Advocacy is defined as actively supporting a cause, idea, person, political party, etc. Advocacy is also the hottest trend in customer engagement these days. Everyone wants an advocate. Why? Because advocates behave differently.
The word “active” is the integral part of the definition of advocacy. The action required to be an advocate is what makes it different from words like “supporter.” Advocates are special because they are active in promoting a company’s products, brand value or services.
In this age of social media marketing, we want our customers to actively engage with our companies and brands—not just make purchases. Why? Because engagement and advocacy on social media are worth more than just a single purchase. According to research from global consulting and research firm, Bain & Company, “Customers who engage with companies over social media spend 20 percent to 40 percent more money with those companies than other customers.
“ What’s true with customers is often true with employees. Employees can be great advocates for your company. Who else knows your products, services or widgets better than the people making them?
But even engaged employees who are ready to go above and beyond for your organization and advocate online will need some guidelines for their behavior as advocates. (And some are just waiting for someone to say, “It’s OK to do that!”) For instance, at Sprint, our social media “Ninjas” go above and beyond their day jobs to help the company communicate and engage with customers across its social media channels. Sometimes these employees search Twitter for customer questions and provide help to customers. Some write up blogs and recommendations for our products and services (with a disclaimer about who they work for, of course!) But many employees help Sprint in ways that are more natural and organic. Most employees have friends and family who know they work for Sprint, so these employees have always been the source for information and help when it comes to Sprint phones. Now, these conversations have moved onto employees’ personal social networks and are much more public and visible to a wider audience. Although these conversations are not occuring on Sprint’s social networks, the organization still considers this type of social media activity a way of our employees going above and beyond for the brand. Following are some best practices for creating employee advocates online.
Have a social media policy
First, you need a social media policy, or a guide for how employees can use social media to communicate about your company. This is paramount. Make your policy about encouraging the right behaviors instead of focusing only on what you don’t want employees to do. Even if your social media policy is exactly the same thing as your “Employee Code of Conduct” or some other policy that outlines acceptable employee behavior, call it out in a separate “Social Media Policy” document.
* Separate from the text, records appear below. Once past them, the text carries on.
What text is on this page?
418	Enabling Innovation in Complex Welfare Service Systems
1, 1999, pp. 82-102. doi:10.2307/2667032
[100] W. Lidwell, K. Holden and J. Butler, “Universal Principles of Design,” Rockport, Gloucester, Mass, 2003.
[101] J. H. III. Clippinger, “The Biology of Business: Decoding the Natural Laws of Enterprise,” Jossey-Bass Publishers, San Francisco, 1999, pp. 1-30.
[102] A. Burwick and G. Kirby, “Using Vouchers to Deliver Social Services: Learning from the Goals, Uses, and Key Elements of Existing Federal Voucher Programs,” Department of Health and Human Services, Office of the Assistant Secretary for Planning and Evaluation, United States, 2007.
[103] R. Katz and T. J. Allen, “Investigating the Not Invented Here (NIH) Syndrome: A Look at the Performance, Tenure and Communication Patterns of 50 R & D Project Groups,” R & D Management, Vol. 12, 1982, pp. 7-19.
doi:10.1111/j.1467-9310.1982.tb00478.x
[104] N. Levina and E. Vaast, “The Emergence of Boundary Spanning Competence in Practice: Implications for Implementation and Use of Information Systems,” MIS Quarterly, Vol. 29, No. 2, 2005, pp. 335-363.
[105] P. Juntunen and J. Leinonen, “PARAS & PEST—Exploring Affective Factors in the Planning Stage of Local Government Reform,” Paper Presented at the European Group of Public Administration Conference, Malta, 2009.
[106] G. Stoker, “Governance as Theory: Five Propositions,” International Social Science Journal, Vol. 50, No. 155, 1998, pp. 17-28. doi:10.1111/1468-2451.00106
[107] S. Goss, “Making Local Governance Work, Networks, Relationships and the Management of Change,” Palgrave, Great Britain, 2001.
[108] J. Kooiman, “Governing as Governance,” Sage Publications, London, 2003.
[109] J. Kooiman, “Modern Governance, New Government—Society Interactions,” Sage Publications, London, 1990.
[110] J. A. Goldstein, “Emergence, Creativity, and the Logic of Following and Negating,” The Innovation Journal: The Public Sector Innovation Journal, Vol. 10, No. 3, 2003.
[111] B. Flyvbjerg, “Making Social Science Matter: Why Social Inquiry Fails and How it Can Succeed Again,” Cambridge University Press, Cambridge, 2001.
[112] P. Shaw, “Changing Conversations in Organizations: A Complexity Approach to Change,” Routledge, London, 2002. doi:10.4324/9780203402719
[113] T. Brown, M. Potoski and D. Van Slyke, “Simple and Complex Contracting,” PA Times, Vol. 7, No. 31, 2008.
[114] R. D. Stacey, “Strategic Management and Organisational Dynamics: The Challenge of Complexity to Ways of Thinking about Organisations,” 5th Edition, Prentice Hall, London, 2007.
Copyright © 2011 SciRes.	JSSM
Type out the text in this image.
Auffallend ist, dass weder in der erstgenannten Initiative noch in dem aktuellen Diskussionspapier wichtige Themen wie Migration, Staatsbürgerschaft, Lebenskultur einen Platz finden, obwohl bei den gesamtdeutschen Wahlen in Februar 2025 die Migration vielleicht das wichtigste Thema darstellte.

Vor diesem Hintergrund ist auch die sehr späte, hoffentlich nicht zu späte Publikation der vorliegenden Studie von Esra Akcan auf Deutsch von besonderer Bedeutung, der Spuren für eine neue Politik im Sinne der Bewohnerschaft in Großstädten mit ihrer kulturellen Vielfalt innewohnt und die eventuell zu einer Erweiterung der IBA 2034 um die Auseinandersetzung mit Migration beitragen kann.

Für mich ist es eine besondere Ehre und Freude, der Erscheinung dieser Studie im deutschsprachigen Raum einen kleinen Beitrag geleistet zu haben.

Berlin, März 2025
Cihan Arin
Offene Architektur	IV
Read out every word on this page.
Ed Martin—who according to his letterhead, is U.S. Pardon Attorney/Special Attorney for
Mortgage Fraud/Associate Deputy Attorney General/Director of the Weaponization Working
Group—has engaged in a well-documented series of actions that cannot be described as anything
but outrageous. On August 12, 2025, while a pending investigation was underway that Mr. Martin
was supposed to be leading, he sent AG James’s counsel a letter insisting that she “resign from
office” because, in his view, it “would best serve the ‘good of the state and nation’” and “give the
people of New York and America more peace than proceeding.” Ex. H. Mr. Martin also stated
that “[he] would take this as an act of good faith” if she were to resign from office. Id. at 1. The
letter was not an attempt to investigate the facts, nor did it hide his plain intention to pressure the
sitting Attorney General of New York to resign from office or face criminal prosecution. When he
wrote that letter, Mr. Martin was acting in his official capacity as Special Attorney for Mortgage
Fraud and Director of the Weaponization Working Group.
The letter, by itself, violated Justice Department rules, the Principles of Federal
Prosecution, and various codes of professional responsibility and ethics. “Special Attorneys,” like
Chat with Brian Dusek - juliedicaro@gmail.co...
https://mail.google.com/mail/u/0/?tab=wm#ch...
Have a social network for your employees
What if you listened to your employees just as much as you listen to your customers? Your organization’s insights would be profound, and the effect on your business could be huge. To do this, consider launching an internal social network for your employees. When done right, this approach requires a community manager, close partnerships with the legal department, HR and IT, and executive support—at a minimum! Although you should not undertake this step lightly, the benefits are worth it. It’s also another key foundational step for an employee social advocacy program.
Get executive buy-in
I’ve found that the most effective approach to executive approval is to get to know your executive as much as possible. When you figure out what keeps your boss up at night, you’ll be able to craft the perfect pitch on why she should support your program. That also means, of course, that your social media training and advocacy program solves her problem in some way. Which leads me to the next best practice…
Have clear goals for your program that you can measure
Employee advocacy programs can accomplish a lot, but they can’t fix every problem at your company. Just because we can measure many things online these days doesn’t mean that we are measuring what matters. Be thoughtful in your approach to measurement and don’t overpromise on this one.
Train employees on social media advocacy
Next, you should train your employees on your social media policy and expand the curriculum to advocacy behaviors. PepsiCo, Sprint (where I work), Dell and Nike are just a few companies that have or are in the process of creating internal social media training programs for their employees. These training programs should cover the ground rules in your policy, but also share your goals for your formal social media outreach and clearly outline how your employees can take part.
Be sure to communicate with your employee advocates often, even after their training is complete
The best employee advocacy programs continue long after the initial training. Think about providing approved messages for your advocates to use in their social network. I know that might seem weird, but I’ve found these “suggested status updates” to be very helpful.
For example, my co-workers at Sprint are all very busy. They would ask over and over again for approved social media messages. When my team finally obliged, we wish we had done it sooner. We realized that some employees were very excited to advocate for us, but were either too busy to write their own updates about the company or too scared of saying the wrong thing. Support your employees with the tools they need to be successful advocates for you. And if you’re not sure, just ask. Whatever they need, be sure to support them after the training to get the results you want.
The bottom line: Happy employees, when properly trained and supported, are the best brand advocates a company can have.